De plus, la stratégie comprend 40 initiatives à mettre en œuvre, chaque initiative relevant d'un ou plusieurs organes gouvernementaux, tandis que le MISA joue un rôle d’orchestration pour suivre et contrôler leur mise en œuvre, grâce à des indicateurs clés de performance (KPI), qui se concentreront in fine sur l’atteinte des niveaux de montants d’IDE et de FBCF attendus, en valeur absolue et en pourcentage du PIB.

Parmi ces initiatives, les plus remarquables sont :

  • Accélérer le programme de partenariats public-privé et de privatisations, en attirant davantage les investisseurs cibles sur les projets dans les secteurs prioritaires (notamment l'eau, la santé, l'éducation et les transports), avec un ensemble complet de modèles de contrats ;
  • Créer des fonds spécialisés pour le développement couvrant des secteurs clés, en s’appuyant sur des fonds d’investissement sectoriels spécialisés sous l'égide du National Development Fund, principalement vers trois secteurs clés (le tourisme, le transport/logistique et les infrastructures), en les étendant à d’autres secteurs ;
  • Relier « Invest Saudi » à toutes opportunités d’investissement provenant de l’ensemble de l'écosystème et les transmettre aux investisseurs par le biais d'initiatives de marketing numérique et physique et de communication stratégique ;
  • Fournir des services différenciés aux investisseurs stratégiques locaux et internationaux en développant un programme d’avantages préférentiels non financiers, tels que des services administratifs spécifiques, de conseil, etc. (équivalence d’accueil VIP de Business France) ;
  • Créer un centre régional pour les start-ups afin de stimuler l’esprit entrepreneurial en Arabie saoudite en ciblant les entrepreneurs les plus prometteurs en leur offrant des incitations et un soutien appropriés (idée de créer un équivalent de Station F en Arabie saoudite) ;
  • Lancer quatre à cinq zones économiques spéciales avec un ensemble complet d’incitations financières, fiscales et d’exemptions réglementaires.

 Commentaires

Étant donné le rythme effréné et l'ampleur des annonces de programmes et/ou de stratégies économiques qui se succèdent en Arabie saoudite, une approche plus modérée et équilibrée en matière de communication paraîtrait plus efficace pour attirer et rassurer les investisseurs internationaux.

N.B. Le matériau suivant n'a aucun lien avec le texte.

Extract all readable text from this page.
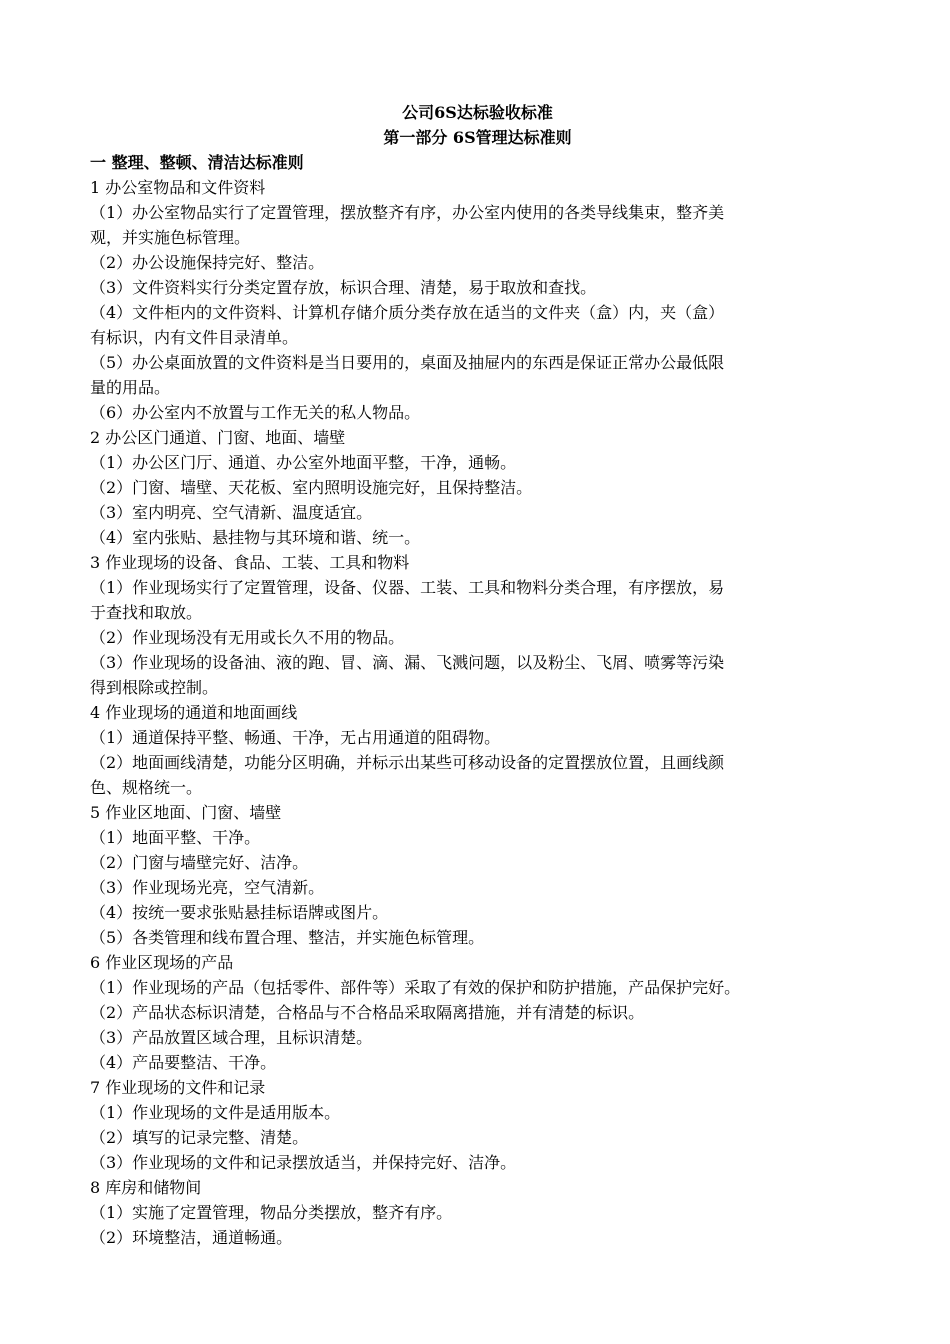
公司6S达标验收标准

第一部分 6S管理达标准则

一 整理、整顿、清洁达标准则

1 办公室物品和文件资料

（1）办公室物品实行了定置管理，摆放整齐有序，办公室内使用的各类导线集束，整齐美

观，并实施色标管理。

（2）办公设施保持完好、整洁。

（3）文件资料实行分类定置存放，标识合理、清楚，易于取放和查找。

（4）文件柜内的文件资料、计算机存储介质分类存放在适当的文件夹（盒）内，夹（盒）

有标识，内有文件目录清单。

（5）办公桌面放置的文件资料是当日要用的，桌面及抽屉内的东西是保证正常办公最低限

量的用品。

（6）办公室内不放置与工作无关的私人物品。

2 办公区门通道、门窗、地面、墙壁

（1）办公区门厅、通道、办公室外地面平整，干净，通畅。

（2）门窗、墙壁、天花板、室内照明设施完好，且保持整洁。

（3）室内明亮、空气清新、温度适宜。

（4）室内张贴、悬挂物与其环境和谐、统一。

3 作业现场的设备、食品、工装、工具和物料

（1）作业现场实行了定置管理，设备、仪器、工装、工具和物料分类合理，有序摆放，易

于查找和取放。

（2）作业现场没有无用或长久不用的物品。

（3）作业现场的设备油、液的跑、冒、滴、漏、飞溅问题，以及粉尘、飞屑、喷雾等污染

得到根除或控制。

4 作业现场的通道和地面画线

（1）通道保持平整、畅通、干净，无占用通道的阻碍物。

（2）地面画线清楚，功能分区明确，并标示出某些可移动设备的定置摆放位置，且画线颜

色、规格统一。

5 作业区地面、门窗、墙壁

（1）地面平整、干净。

（2）门窗与墙壁完好、洁净。

（3）作业现场光亮，空气清新。

（4）按统一要求张贴悬挂标语牌或图片。

（5）各类管理和线布置合理、整洁，并实施色标管理。

6 作业区现场的产品

（1）作业现场的产品（包括零件、部件等）采取了有效的保护和防护措施，产品保护完好。

（2）产品状态标识清楚，合格品与不合格品采取隔离措施，并有清楚的标识。

（3）产品放置区域合理，且标识清楚。

（4）产品要整洁、干净。

7 作业现场的文件和记录

（1）作业现场的文件是适用版本。

（2）填写的记录完整、清楚。

（3）作业现场的文件和记录摆放适当，并保持完好、洁净。

8 库房和储物间

（1）实施了定置管理，物品分类摆放，整齐有序。

（2）环境整洁，通道畅通。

Certes, la hausse des prix du pétrole pourra alimenter des contributions financières nécessaires à court terme pour crédibiliser ces programmes et initiatives économiques et accroître leur attrait auprès des investisseurs potentiels. Les prix actuels du Brent étant au-dessus de 85 dollars le baril, le FMI prévoyait que le niveau d’équilibre budgétaire de l'Arabie saoudite diminuera à 65,70 dollars/baril en 2022, contre 76,25 dollars en 2021.

Nonobstant, il est utile de rappeler que ce type de stratégie d’attractivité d’investissement ne fonctionne pas dans un système fermé, mais est plutôt lié aux forces régionales et mondiales. Les États arabes du Golfe voisins – les Émirats arabes unis en particulier – ont également lancé des initiatives concurrentes pour attirer les investisseurs étrangers et les entreprises mondiales, la concurrence régionale pour les flux commerciaux et d'investissement s'intensifie.

En outre, l’attractivité économique de l’Arabie saoudite ne dépendra pas uniquement des grands projets proposés et de la taille des budgets alloués, mais également de sa faculté à poursuivre les réformes de l’environnement des affaires où des marges de progression restent attendues par les investisseurs.